IoT Forensic Challenge, 2017-2018
Internet of Things (IoT) are, very generally, network and Internet connected devices usually for the purpose of monitoring and automation tasks. Consumer-grade “Smart” devices are increasing in popularity and scope. These devices and the data they collect are potentially interesting for digital investigations, but also come with a number of new investigation challenges.
This challenge seeks to advance the state-of-the-art in IoT forensics by focusing the community’s attention on this emerging domain.
A woman (Betty) has been murdered. The murder was called in by Betty’s husband (Simon), who claims to have been at home at the time. Additional case details can be found here. Your job is to analyze these artifacts for forensically interesting information.
Time Zone: UTC+9
Responders acquired the following data:
- Smart TV Rasberry Pi
- SHA1: 9ac0de76eca7958bfed1bd5909bbf766409af180
- Samsung Note 2 (Betty)
- SHA1: cd494cf3097d8482100ce26dc8e35f0d87b67198
- Samsung Note 2 (Simon)
- SHA1: fc28e415ee740531df86a2b227c4f514e9ed40ba
- Google OnHub Diagnostic report
- SHA1: 20eb4825eaf6c303beadd090868110fb2de37066
- Amazon Echo Cloud Data
- SHA1: d1d126f47b565926dcc80fe6a4e7094f0281cb47
- MDS (Acme, Inc.) Smarthome Network Dump
- SHA1: 6ab6c522b070cde292a18645a19929998e009293
All acquired data can be downloaded from here. We recommend using a download manager like uGet since the compressed mobile images are 3GB.

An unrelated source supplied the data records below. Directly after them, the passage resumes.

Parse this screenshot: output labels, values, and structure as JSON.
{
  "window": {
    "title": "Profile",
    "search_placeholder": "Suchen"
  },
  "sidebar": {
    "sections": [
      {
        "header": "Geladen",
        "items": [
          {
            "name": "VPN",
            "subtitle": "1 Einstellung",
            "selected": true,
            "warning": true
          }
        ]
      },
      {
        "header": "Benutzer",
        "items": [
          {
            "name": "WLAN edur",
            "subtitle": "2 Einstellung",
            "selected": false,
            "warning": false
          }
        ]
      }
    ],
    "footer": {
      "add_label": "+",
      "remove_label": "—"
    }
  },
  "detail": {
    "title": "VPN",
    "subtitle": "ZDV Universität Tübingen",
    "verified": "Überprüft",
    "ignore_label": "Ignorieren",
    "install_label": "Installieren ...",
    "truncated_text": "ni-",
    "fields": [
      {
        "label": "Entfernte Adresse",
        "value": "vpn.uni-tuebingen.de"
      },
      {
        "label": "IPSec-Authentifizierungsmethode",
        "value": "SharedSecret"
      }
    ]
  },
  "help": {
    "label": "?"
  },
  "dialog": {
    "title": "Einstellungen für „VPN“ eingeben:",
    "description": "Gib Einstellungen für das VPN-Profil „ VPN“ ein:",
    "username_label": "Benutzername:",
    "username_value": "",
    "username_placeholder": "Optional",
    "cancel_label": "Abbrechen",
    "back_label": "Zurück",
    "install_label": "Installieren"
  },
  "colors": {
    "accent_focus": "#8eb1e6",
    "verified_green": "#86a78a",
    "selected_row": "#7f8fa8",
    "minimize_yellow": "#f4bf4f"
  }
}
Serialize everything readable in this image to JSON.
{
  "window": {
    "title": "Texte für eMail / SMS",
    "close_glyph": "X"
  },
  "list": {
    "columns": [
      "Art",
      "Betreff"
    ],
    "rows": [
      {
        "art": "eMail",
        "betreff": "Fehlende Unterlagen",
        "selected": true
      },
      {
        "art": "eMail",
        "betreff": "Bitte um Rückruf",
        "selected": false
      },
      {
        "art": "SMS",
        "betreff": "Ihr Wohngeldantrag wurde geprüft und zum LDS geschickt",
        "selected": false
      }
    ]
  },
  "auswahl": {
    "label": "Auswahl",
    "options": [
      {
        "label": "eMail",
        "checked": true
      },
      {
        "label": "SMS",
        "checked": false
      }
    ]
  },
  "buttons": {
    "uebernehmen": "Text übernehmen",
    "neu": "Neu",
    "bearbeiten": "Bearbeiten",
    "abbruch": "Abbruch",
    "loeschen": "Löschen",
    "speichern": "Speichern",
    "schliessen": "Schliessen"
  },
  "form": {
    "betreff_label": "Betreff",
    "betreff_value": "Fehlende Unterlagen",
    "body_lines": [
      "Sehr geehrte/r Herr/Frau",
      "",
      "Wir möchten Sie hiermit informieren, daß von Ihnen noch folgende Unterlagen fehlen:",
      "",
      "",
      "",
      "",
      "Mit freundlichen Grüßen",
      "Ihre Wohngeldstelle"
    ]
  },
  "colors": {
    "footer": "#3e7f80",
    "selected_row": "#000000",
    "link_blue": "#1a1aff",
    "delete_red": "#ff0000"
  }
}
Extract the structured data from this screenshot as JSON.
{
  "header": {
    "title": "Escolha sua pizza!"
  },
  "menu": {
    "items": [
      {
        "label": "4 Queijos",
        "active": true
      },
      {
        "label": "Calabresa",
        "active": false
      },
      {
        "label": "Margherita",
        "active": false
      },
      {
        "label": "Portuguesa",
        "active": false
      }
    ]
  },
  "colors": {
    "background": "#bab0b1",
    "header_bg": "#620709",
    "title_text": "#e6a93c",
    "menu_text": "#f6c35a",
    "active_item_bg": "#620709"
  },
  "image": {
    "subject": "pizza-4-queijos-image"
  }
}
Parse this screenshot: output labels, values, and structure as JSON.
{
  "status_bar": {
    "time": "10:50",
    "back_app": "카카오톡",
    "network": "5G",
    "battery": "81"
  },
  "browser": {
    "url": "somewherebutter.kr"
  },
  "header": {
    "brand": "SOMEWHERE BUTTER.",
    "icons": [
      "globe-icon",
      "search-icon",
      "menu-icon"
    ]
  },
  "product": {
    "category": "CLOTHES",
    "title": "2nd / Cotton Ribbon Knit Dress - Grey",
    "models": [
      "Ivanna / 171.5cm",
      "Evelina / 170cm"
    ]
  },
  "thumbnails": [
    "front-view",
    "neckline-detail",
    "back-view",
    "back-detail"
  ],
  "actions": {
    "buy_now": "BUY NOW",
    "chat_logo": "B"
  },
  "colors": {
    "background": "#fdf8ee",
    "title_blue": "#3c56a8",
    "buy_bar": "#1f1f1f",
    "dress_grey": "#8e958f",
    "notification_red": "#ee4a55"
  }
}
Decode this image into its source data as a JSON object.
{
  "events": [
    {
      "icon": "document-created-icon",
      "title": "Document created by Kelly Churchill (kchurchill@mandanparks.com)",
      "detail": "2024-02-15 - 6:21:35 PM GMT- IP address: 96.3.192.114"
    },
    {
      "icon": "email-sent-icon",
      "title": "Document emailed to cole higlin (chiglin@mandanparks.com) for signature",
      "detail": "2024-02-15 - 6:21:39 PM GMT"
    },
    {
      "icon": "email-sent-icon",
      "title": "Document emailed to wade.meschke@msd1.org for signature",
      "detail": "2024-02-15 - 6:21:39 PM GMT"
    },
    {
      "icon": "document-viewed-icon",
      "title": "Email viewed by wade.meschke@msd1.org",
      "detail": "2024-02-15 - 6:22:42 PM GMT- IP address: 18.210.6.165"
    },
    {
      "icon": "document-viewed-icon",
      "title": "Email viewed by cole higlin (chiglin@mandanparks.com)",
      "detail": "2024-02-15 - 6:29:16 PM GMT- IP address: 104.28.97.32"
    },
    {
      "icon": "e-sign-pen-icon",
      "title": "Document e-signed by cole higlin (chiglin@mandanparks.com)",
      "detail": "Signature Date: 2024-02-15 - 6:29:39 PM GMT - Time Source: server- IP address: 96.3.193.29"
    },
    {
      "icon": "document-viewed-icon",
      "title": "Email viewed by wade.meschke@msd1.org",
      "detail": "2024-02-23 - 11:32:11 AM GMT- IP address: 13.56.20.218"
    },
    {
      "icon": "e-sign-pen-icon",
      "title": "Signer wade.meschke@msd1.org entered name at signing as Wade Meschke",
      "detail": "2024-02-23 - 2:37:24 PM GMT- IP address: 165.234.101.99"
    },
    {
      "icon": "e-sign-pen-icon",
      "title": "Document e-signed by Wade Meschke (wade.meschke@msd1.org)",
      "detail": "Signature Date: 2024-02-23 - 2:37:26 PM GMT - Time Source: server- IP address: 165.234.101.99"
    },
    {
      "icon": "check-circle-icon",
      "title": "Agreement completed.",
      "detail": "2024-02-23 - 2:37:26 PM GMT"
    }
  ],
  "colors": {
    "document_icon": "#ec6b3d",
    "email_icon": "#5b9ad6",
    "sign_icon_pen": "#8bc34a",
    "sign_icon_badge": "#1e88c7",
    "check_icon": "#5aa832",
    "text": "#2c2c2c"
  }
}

This DFRWS Forensic Challenge aspires to motivate new approaches to forensic analysis and has four levels of participation:
- Evaluating and Expressing Conclusions: Formally evaluating and expressing the probability or likelihood ratio that the husband killed his wife versus some other unknown person.
- Device Level Analysis: Developing methods and tools to forensically process digital traces generated by IoT devices, including on mobile devices.
- Network and Cloud Level Analysis: Developing methods and tools to forensically process digital traces generated by IoT devices on networks and cloud systems.
- Correlation and Analysis: Developing methods and supporting tools that combine information from various data sources and automatically compute, visualize, or otherwise expose patterns of potential interest.
- Submission deadline: Feb. 21, 2018
- Please see complete rules
- All participants must send an email to email@example.com with the subject line “Solution submission”.
- The actual solution (code and relevant documentation) can be submitted via email tarball (5MB max), posted on a public VCS, or posted for HTTP/FTP download.
- Submissions will be judged on: 1) completeness; 2) accuracy; and 3) tool/code quality.